Alternative models of pulmonary rehabilitation delivery that overcome patient barriers to attendance at outpatient programmes, have the potential to improve rates of rehabilitation completion following an exacerbation and reduce the need for subsequent hospitalisation. A recent UK national audit reported significant reductions in hospital admissions and length of stay for people who complete pulmonary rehabilitation vs non-completers (admissions: 13% vs 27%; length of stay: 3 days vs 7.2 days; both p<0.001).25 Previously, we have demonstrated higher programme completion rates with a home-based model of pulmonary rehabilitation when compared with traditional outpatient pulmonary rehabilitation in a randomised controlled equivalence trial in people with stable COPD (91% vs 49% completion).26 Equivalent clinical outcomes, at similar costs, were also achieved.26 In a small feasibility study the same home-based model of pulmonary rehabilitation was found to be satisfactory to people with COPD following hospitalisation for an exacerbation and achieved clinically meaningful improvement in quality of life and functional exercise capacity.27 Although programme uptake was modest, 80% of participants who commenced the home-based pulmonary rehabilitation programme went on to complete.27 Whether this translates into reduced need for future hospitalisation is unknown.

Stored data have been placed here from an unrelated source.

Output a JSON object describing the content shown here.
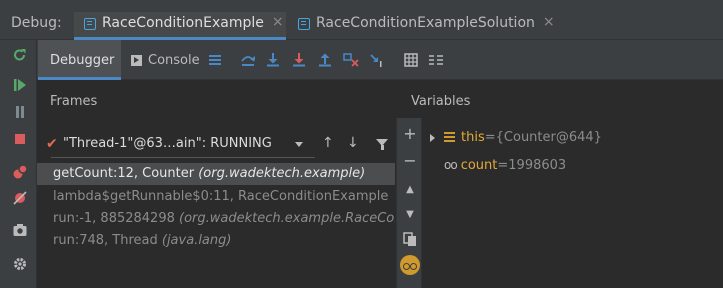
{
  "header": {
    "debug_label": "Debug:",
    "tabs": [
      {
        "label": "RaceConditionExample",
        "active": true
      },
      {
        "label": "RaceConditionExampleSolution",
        "active": false
      }
    ],
    "close_glyph": "×"
  },
  "toolbar": {
    "tabs": [
      {
        "label": "Debugger",
        "active": true
      },
      {
        "label": "Console",
        "active": false
      }
    ],
    "icons": [
      "menu-icon",
      "show-execution-point-icon",
      "step-over-icon",
      "step-into-icon",
      "force-step-into-icon",
      "step-out-icon",
      "drop-frame-icon",
      "run-to-cursor-icon",
      "evaluate-expression-icon",
      "trace-icon"
    ]
  },
  "left_tools": [
    "rerun-icon",
    "resume-icon",
    "pause-icon",
    "stop-icon",
    "view-breakpoints-icon",
    "mute-breakpoints-icon",
    "camera-icon",
    "settings-icon"
  ],
  "frames": {
    "title": "Frames",
    "thread": {
      "text": "\"Thread-1\"@63…ain\": RUNNING"
    },
    "up_glyph": "↑",
    "down_glyph": "↓",
    "rows": [
      {
        "text": "getCount:12, Counter ",
        "pkg": "(org.wadektech.example)",
        "selected": true
      },
      {
        "text": "lambda$getRunnable$0:11, RaceConditionExample",
        "pkg": "",
        "selected": false
      },
      {
        "text": "run:-1, 885284298 ",
        "pkg": "(org.wadektech.example.RaceCon",
        "selected": false
      },
      {
        "text": "run:748, Thread ",
        "pkg": "(java.lang)",
        "selected": false
      }
    ]
  },
  "mid_tools": {
    "plus": "+",
    "minus": "−",
    "up": "▲",
    "down": "▼"
  },
  "variables": {
    "title": "Variables",
    "items": [
      {
        "name": "this",
        "sep": " = ",
        "value": "{Counter@644}",
        "icon": "field-icon"
      },
      {
        "name": "count",
        "sep": " = ",
        "value": "1998603",
        "icon": "glasses-icon"
      }
    ]
  },
  "colors": {
    "accent": "#4a88c7",
    "field": "#d19a2c",
    "thread_check": "#e06c4f"
  }
}
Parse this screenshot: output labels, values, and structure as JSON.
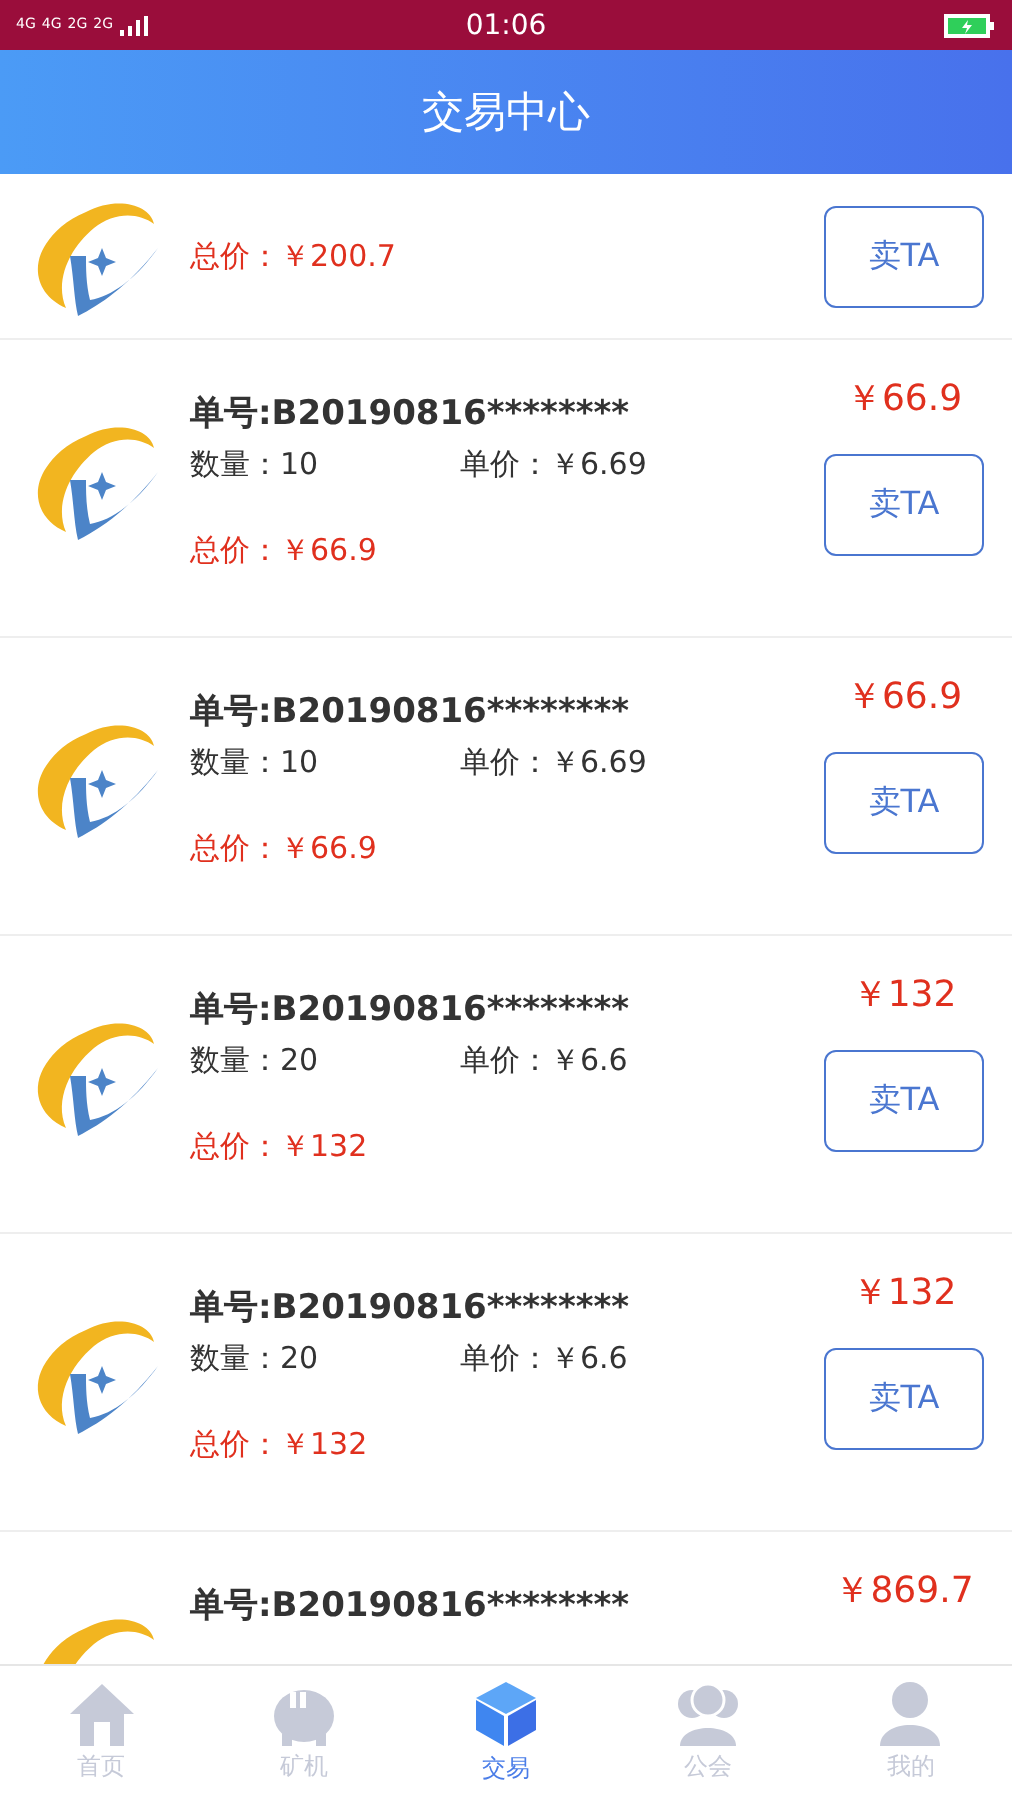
{
  "status_bar": {
    "network": [
      "4G",
      "4G",
      "2G",
      "2G"
    ],
    "time": "01:06"
  },
  "header": {
    "title": "交易中心"
  },
  "orders": [
    {
      "total_label": "总价：",
      "total": "￥200.7",
      "button": "卖TA"
    },
    {
      "order_no": "单号:B20190816********",
      "qty_label": "数量：",
      "qty": "10",
      "unit_label": "单价：",
      "unit": "￥6.69",
      "total_label": "总价：",
      "total": "￥66.9",
      "price": "￥66.9",
      "button": "卖TA"
    },
    {
      "order_no": "单号:B20190816********",
      "qty_label": "数量：",
      "qty": "10",
      "unit_label": "单价：",
      "unit": "￥6.69",
      "total_label": "总价：",
      "total": "￥66.9",
      "price": "￥66.9",
      "button": "卖TA"
    },
    {
      "order_no": "单号:B20190816********",
      "qty_label": "数量：",
      "qty": "20",
      "unit_label": "单价：",
      "unit": "￥6.6",
      "total_label": "总价：",
      "total": "￥132",
      "price": "￥132",
      "button": "卖TA"
    },
    {
      "order_no": "单号:B20190816********",
      "qty_label": "数量：",
      "qty": "20",
      "unit_label": "单价：",
      "unit": "￥6.6",
      "total_label": "总价：",
      "total": "￥132",
      "price": "￥132",
      "button": "卖TA"
    },
    {
      "order_no": "单号:B20190816********",
      "price": "￥869.7"
    }
  ],
  "tabs": [
    {
      "kind": "home",
      "label": "首页",
      "selected": false
    },
    {
      "kind": "miner",
      "label": "矿机",
      "selected": false
    },
    {
      "kind": "trade",
      "label": "交易",
      "selected": true
    },
    {
      "kind": "guild",
      "label": "公会",
      "selected": false
    },
    {
      "kind": "mine",
      "label": "我的",
      "selected": false
    }
  ]
}
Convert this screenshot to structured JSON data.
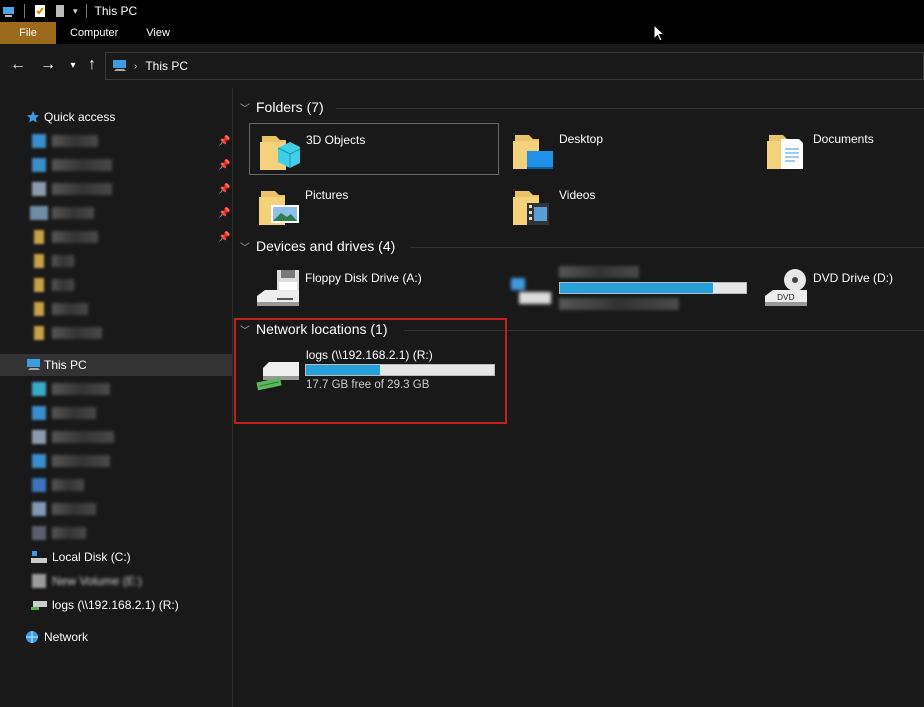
{
  "window": {
    "title": "This PC"
  },
  "ribbon": {
    "tabs": [
      "File",
      "Computer",
      "View"
    ]
  },
  "address": {
    "crumb": "This PC"
  },
  "sidebar": {
    "quick_access": "Quick access",
    "this_pc": "This PC",
    "local_disk": "Local Disk (C:)",
    "new_volume": "New Volume (E:)",
    "logs_drive": "logs (\\\\192.168.2.1) (R:)",
    "network": "Network"
  },
  "folders": {
    "title": "Folders (7)",
    "items": [
      "3D Objects",
      "Desktop",
      "Documents",
      "Pictures",
      "Videos"
    ]
  },
  "devices": {
    "title": "Devices and drives (4)",
    "floppy": "Floppy Disk Drive (A:)",
    "dvd": "DVD Drive (D:)",
    "blurred_drive_fill": 0.82
  },
  "network_locations": {
    "title": "Network locations (1)",
    "drive_name": "logs (\\\\192.168.2.1) (R:)",
    "free_text": "17.7 GB free of 29.3 GB",
    "used_fraction": 0.396
  },
  "colors": {
    "accent": "#26a0da",
    "file_tab": "#9b6b1b",
    "highlight_border": "#c41e1e"
  }
}
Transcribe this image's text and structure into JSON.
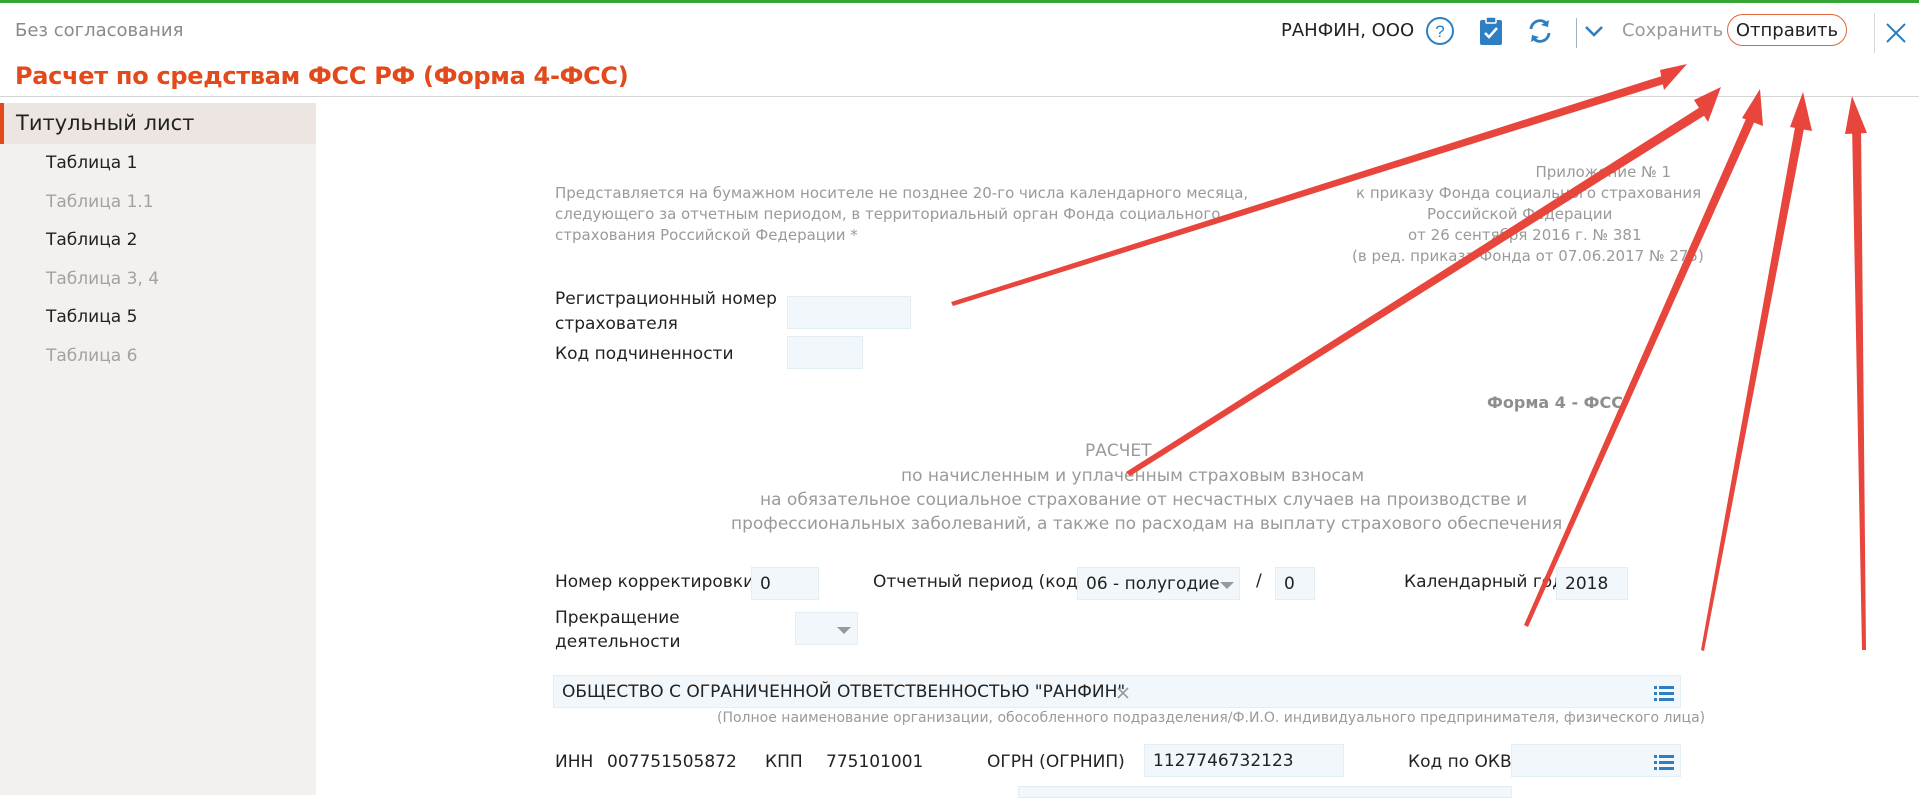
{
  "header": {
    "status": "Без согласования",
    "title": "Расчет по средствам ФСС РФ (Форма 4-ФСС)",
    "org": "РАНФИН, ООО",
    "save_label": "Сохранить",
    "send_label": "Отправить",
    "accent_color": "#e2491b",
    "topline_color": "#35a534"
  },
  "sidebar": {
    "items": [
      {
        "label": "Титульный лист",
        "state": "active"
      },
      {
        "label": "Таблица 1",
        "state": "enabled"
      },
      {
        "label": "Таблица 1.1",
        "state": "disabled"
      },
      {
        "label": "Таблица 2",
        "state": "enabled"
      },
      {
        "label": "Таблица 3, 4",
        "state": "disabled"
      },
      {
        "label": "Таблица 5",
        "state": "enabled"
      },
      {
        "label": "Таблица 6",
        "state": "disabled"
      }
    ]
  },
  "form": {
    "note_left": [
      "Представляется на бумажном носителе не позднее 20-го числа календарного месяца,",
      "следующего за отчетным периодом, в территориальный орган Фонда социального",
      "страхования Российской Федерации *"
    ],
    "note_right": [
      "Приложение № 1",
      "к приказу Фонда социального страхования",
      "Российской Федерации",
      "от 26 сентября 2016 г. № 381",
      "(в ред. приказа Фонда от 07.06.2017 № 275)"
    ],
    "reg_number_label_1": "Регистрационный номер",
    "reg_number_label_2": "страхователя",
    "reg_number_value": "",
    "subordination_label": "Код подчиненности",
    "subordination_value": "",
    "form_code": "Форма 4 - ФСС",
    "calc_title": [
      "РАСЧЕТ",
      "по начисленным и уплаченным страховым взносам",
      "на обязательное социальное страхование от несчастных случаев на производстве и",
      "профессиональных заболеваний, а также по расходам на выплату страхового обеспечения"
    ],
    "correction_label": "Номер корректировки",
    "correction_value": "0",
    "period_label": "Отчетный период (код)",
    "period_value": "06 - полугодие",
    "period_slash": "/",
    "period_extra_value": "0",
    "year_label": "Календарный год",
    "year_value": "2018",
    "termination_label_1": "Прекращение",
    "termination_label_2": "деятельности",
    "termination_value": "",
    "org_name_value": "ОБЩЕСТВО С ОГРАНИЧЕННОЙ ОТВЕТСТВЕННОСТЬЮ \"РАНФИН\"",
    "org_name_hint": "(Полное наименование организации, обособленного подразделения/Ф.И.О. индивидуального предпринимателя, физического лица)",
    "inn_label": "ИНН",
    "inn_value": "007751505872",
    "kpp_label": "КПП",
    "kpp_value": "775101001",
    "ogrn_label": "ОГРН (ОГРНИП)",
    "ogrn_value": "1127746732123",
    "okved_label": "Код по ОКВЭД",
    "okved_value": ""
  },
  "icons": [
    "help-icon",
    "clipboard-check-icon",
    "refresh-icon",
    "chevron-down-icon",
    "close-icon",
    "list-icon",
    "clear-x-icon",
    "dropdown-arrow-icon"
  ],
  "annotation": {
    "arrow_color": "#e8453c"
  }
}
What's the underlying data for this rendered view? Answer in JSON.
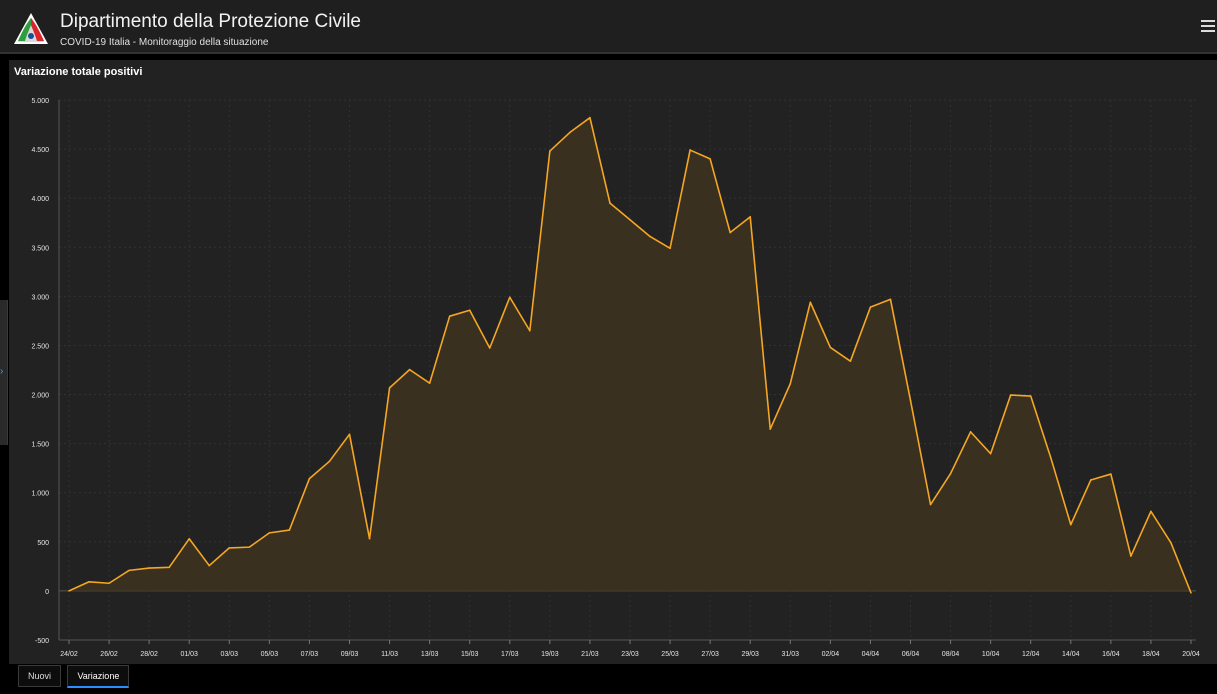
{
  "header": {
    "title": "Dipartimento della Protezione Civile",
    "subtitle": "COVID-19 Italia - Monitoraggio della situazione",
    "logo_icon": "protezione-civile-logo-icon",
    "menu_icon": "hamburger-menu-icon"
  },
  "panel": {
    "title": "Variazione totale positivi"
  },
  "tabs": [
    {
      "label": "Nuovi",
      "active": false
    },
    {
      "label": "Variazione",
      "active": true
    }
  ],
  "colors": {
    "line": "#f5a623",
    "fill": "#3d3220",
    "panel_bg": "#222222",
    "tab_accent": "#2a8fff"
  },
  "chart_data": {
    "type": "area",
    "title": "Variazione totale positivi",
    "ylim": [
      -500,
      5000
    ],
    "y_ticks": [
      "-500",
      "0",
      "500",
      "1.000",
      "1.500",
      "2.000",
      "2.500",
      "3.000",
      "3.500",
      "4.000",
      "4.500",
      "5.000"
    ],
    "x_tick_labels": [
      "24/02",
      "26/02",
      "28/02",
      "01/03",
      "03/03",
      "05/03",
      "07/03",
      "09/03",
      "11/03",
      "13/03",
      "15/03",
      "17/03",
      "19/03",
      "21/03",
      "23/03",
      "25/03",
      "27/03",
      "29/03",
      "31/03",
      "02/04",
      "04/04",
      "06/04",
      "08/04",
      "10/04",
      "12/04",
      "14/04",
      "16/04",
      "18/04",
      "20/04"
    ],
    "x": [
      "24/02",
      "25/02",
      "26/02",
      "27/02",
      "28/02",
      "29/02",
      "01/03",
      "02/03",
      "03/03",
      "04/03",
      "05/03",
      "06/03",
      "07/03",
      "08/03",
      "09/03",
      "10/03",
      "11/03",
      "12/03",
      "13/03",
      "14/03",
      "15/03",
      "16/03",
      "17/03",
      "18/03",
      "19/03",
      "20/03",
      "21/03",
      "22/03",
      "23/03",
      "24/03",
      "25/03",
      "26/03",
      "27/03",
      "28/03",
      "29/03",
      "30/03",
      "31/03",
      "01/04",
      "02/04",
      "03/04",
      "04/04",
      "05/04",
      "06/04",
      "07/04",
      "08/04",
      "09/04",
      "10/04",
      "11/04",
      "12/04",
      "13/04",
      "14/04",
      "15/04",
      "16/04",
      "17/04",
      "18/04",
      "19/04",
      "20/04"
    ],
    "series": [
      {
        "values": [
          0,
          93,
          78,
          209,
          233,
          240,
          531,
          258,
          438,
          446,
          591,
          620,
          1144,
          1320,
          1595,
          532,
          2068,
          2254,
          2116,
          2798,
          2859,
          2474,
          2991,
          2650,
          4480,
          4670,
          4820,
          3950,
          3780,
          3610,
          3490,
          4490,
          4400,
          3650,
          3810,
          1648,
          2110,
          2940,
          2480,
          2340,
          2890,
          2970,
          1940,
          880,
          1195,
          1620,
          1398,
          1995,
          1985,
          1358,
          675,
          1130,
          1190,
          355,
          810,
          490,
          -20
        ]
      }
    ],
    "grid": true,
    "legend": "none"
  }
}
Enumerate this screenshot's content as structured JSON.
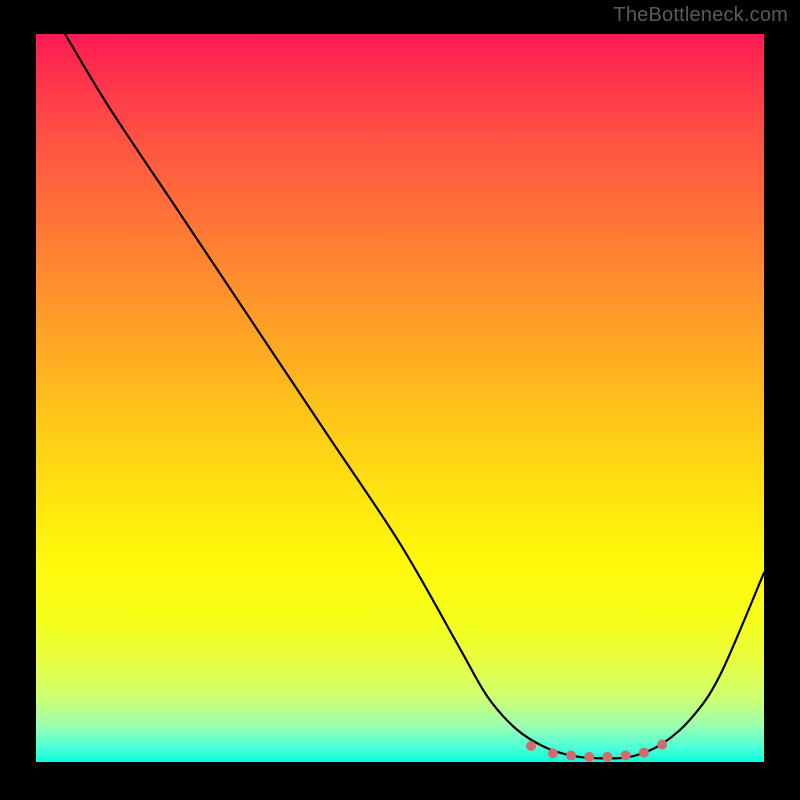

The aims of this study are to compare a home-based programme of pulmonary rehabilitation, delivered by telephone and commenced within 2 weeks after hospital discharge, to usual care, in people with COPD following hospitalisation for an exacerbation. In particular we aim to determine: (1) hospital readmission rates; (2) clinical outcomes and (3) costs. We hypothesise that, when compared with usual care, a home-based programme of pulmonary rehabilitation commenced early (within 2 weeks) following hospital discharge for an exacerbation of COPD will: (1) reduce hospital admissions; (2) produce clinically meaningful improvements in symptoms, health-related quality of life and exercise capacity which are greater than those seen in usual care and (3) be more cost-effective, from a societal perspective.